From Close-Up Film Centre:

In this regard, Malick is performing the function of the artist, of the poet during what Heidegger called ‘destitute times’, when the world is voided of mystery and depth, as language, thought and representation themselves are put to merely instrumental ends. Heidegger accorded to poetry and art an important and specifically restorative function. The poet’s task, as Heidegger insists in What Are Poets For? is to reveal what metaphysics has obscured: the presencing of Being through the use of evocative, poetic language.

The Addiction

“The pain and suffering — it’s all there. It’s there in the world, so it’s in the world of the movie.” — Abel Ferrara

From Austin Chronicle:

Ferrara’s universe argues for a kind of lapsed-Catholic existentialism in which the act of being human absolutely requires a personal relationship with evil (we are all addicted), but the act of being human also means that our power to reject evil must overcome our impulse to submit.

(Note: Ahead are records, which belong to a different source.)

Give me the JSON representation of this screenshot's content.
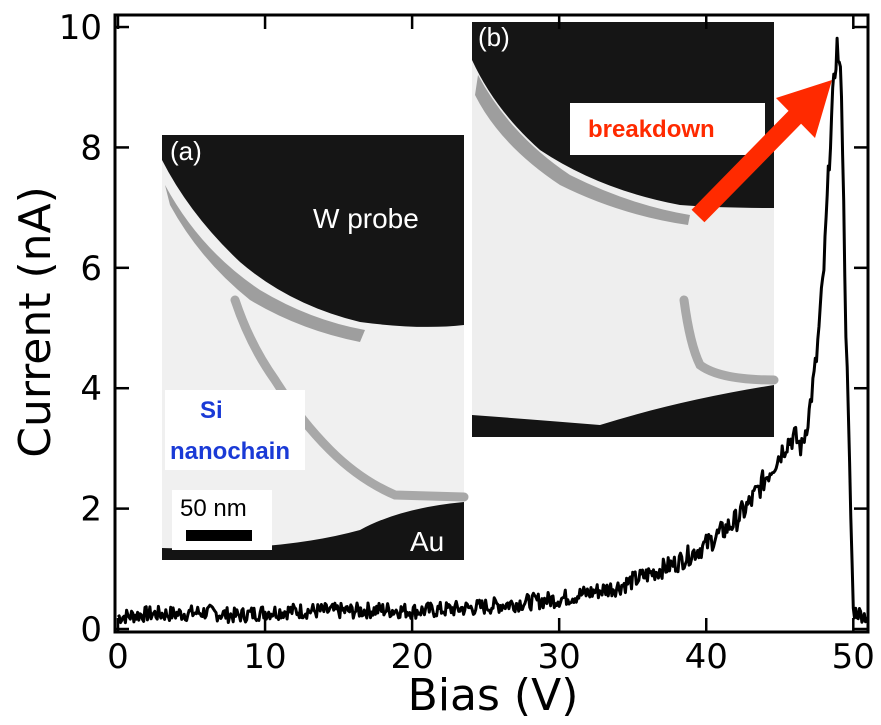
{
  "chart_data": {
    "type": "line",
    "xlabel": "Bias (V)",
    "ylabel": "Current (nA)",
    "xlim": [
      0,
      51
    ],
    "ylim": [
      0,
      10.2
    ],
    "xticks": [
      0,
      10,
      20,
      30,
      40,
      50
    ],
    "yticks": [
      0,
      2,
      4,
      6,
      8,
      10
    ],
    "grid": false,
    "series": [
      {
        "color": "#000000",
        "x": [
          0,
          2,
          4,
          6,
          8,
          10,
          12,
          14,
          16,
          18,
          20,
          22,
          24,
          26,
          28,
          30,
          31,
          32,
          33,
          34,
          35,
          36,
          37,
          38,
          39,
          40,
          41,
          42,
          43,
          44,
          45,
          45.5,
          46,
          46.5,
          47,
          47.5,
          48,
          48.3,
          48.6,
          48.9,
          49.2,
          49.5,
          50,
          51
        ],
        "y": [
          0.2,
          0.25,
          0.25,
          0.28,
          0.22,
          0.28,
          0.3,
          0.3,
          0.3,
          0.32,
          0.3,
          0.32,
          0.35,
          0.4,
          0.45,
          0.5,
          0.55,
          0.6,
          0.65,
          0.7,
          0.8,
          0.9,
          1.0,
          1.1,
          1.25,
          1.4,
          1.6,
          1.8,
          2.1,
          2.5,
          2.9,
          3.1,
          3.2,
          3.0,
          3.6,
          4.5,
          6.0,
          7.5,
          8.8,
          9.7,
          9.0,
          5.0,
          0.3,
          0.2
        ]
      }
    ],
    "insets": [
      {
        "panel": "(a)",
        "labels": [
          "W probe",
          "Au",
          "Si",
          "nanochain"
        ],
        "scale_bar": "50 nm"
      },
      {
        "panel": "(b)",
        "labels": [
          "breakdown"
        ]
      }
    ],
    "colors": {
      "line": "#000000",
      "annotation_blue": "#1a3ad6",
      "annotation_red": "#ff2a00"
    }
  }
}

Mere silence or acquiescence is collaboration with evil and in this sense it becomes impossible to cite one individual’s guilt for the My Lai massacre without also holding responsible an entire nation’s addiction to its war machinery and combat mentality.

The Human Condition

“All of my pictures, from a certain point on, are concerned with resisting entrenched power.” — Masaki Kobayashi

From Criterion:

“It’s not my fault that I’m Japanese . . . yet it’s my worst crime that I am!” The words are those of Kaji, hero of The Human Condition, but in their anguish and existential despair, they also speak for the film’s director, Masaki Kobayashi, whose own experience closely paralleled that of his protagonist. Like Kaji, Kobayashi found himself caught up, and unwillingly implicated, in his country’s wartime aggression. The Human Condition — nine and a half hours long, four years in the making — can be seen as one of the most monumental acts of personal expiation in all cinematic history.

Cemetery Man

“I’d give my life to be dead.” — Cemetery Man

From Zev Toledano:

Soavi outdoes his mentor Argento with beautiful cinematography and style as well as a near-surrealistic plot. Unfortunately, he also suffers from Argento’s lack of coherency, dubbing jobs and mediocre acting. Dellamorte works in a cemetery where the dead come back to life after seven days and have to be sent back to the grave with a bullet (or other sharp object) in the head. His quirky, moronic assistant (who vomits on girls he loves) helps him keep this a secret so that they won’t lose their jobs. Things get out of hand as the assistant falls in love with the Mayor’s dead daughter’s decapitated head, and an accident involving a bus-load of boy scouts floods the cemetery with new bodies. The centerpiece is Dellamorte’s love interest who keeps coming back from the dead in different shapes and forms until he gets sick of love and death and tries to escape, leading to a provocative existentialist and surreal ending.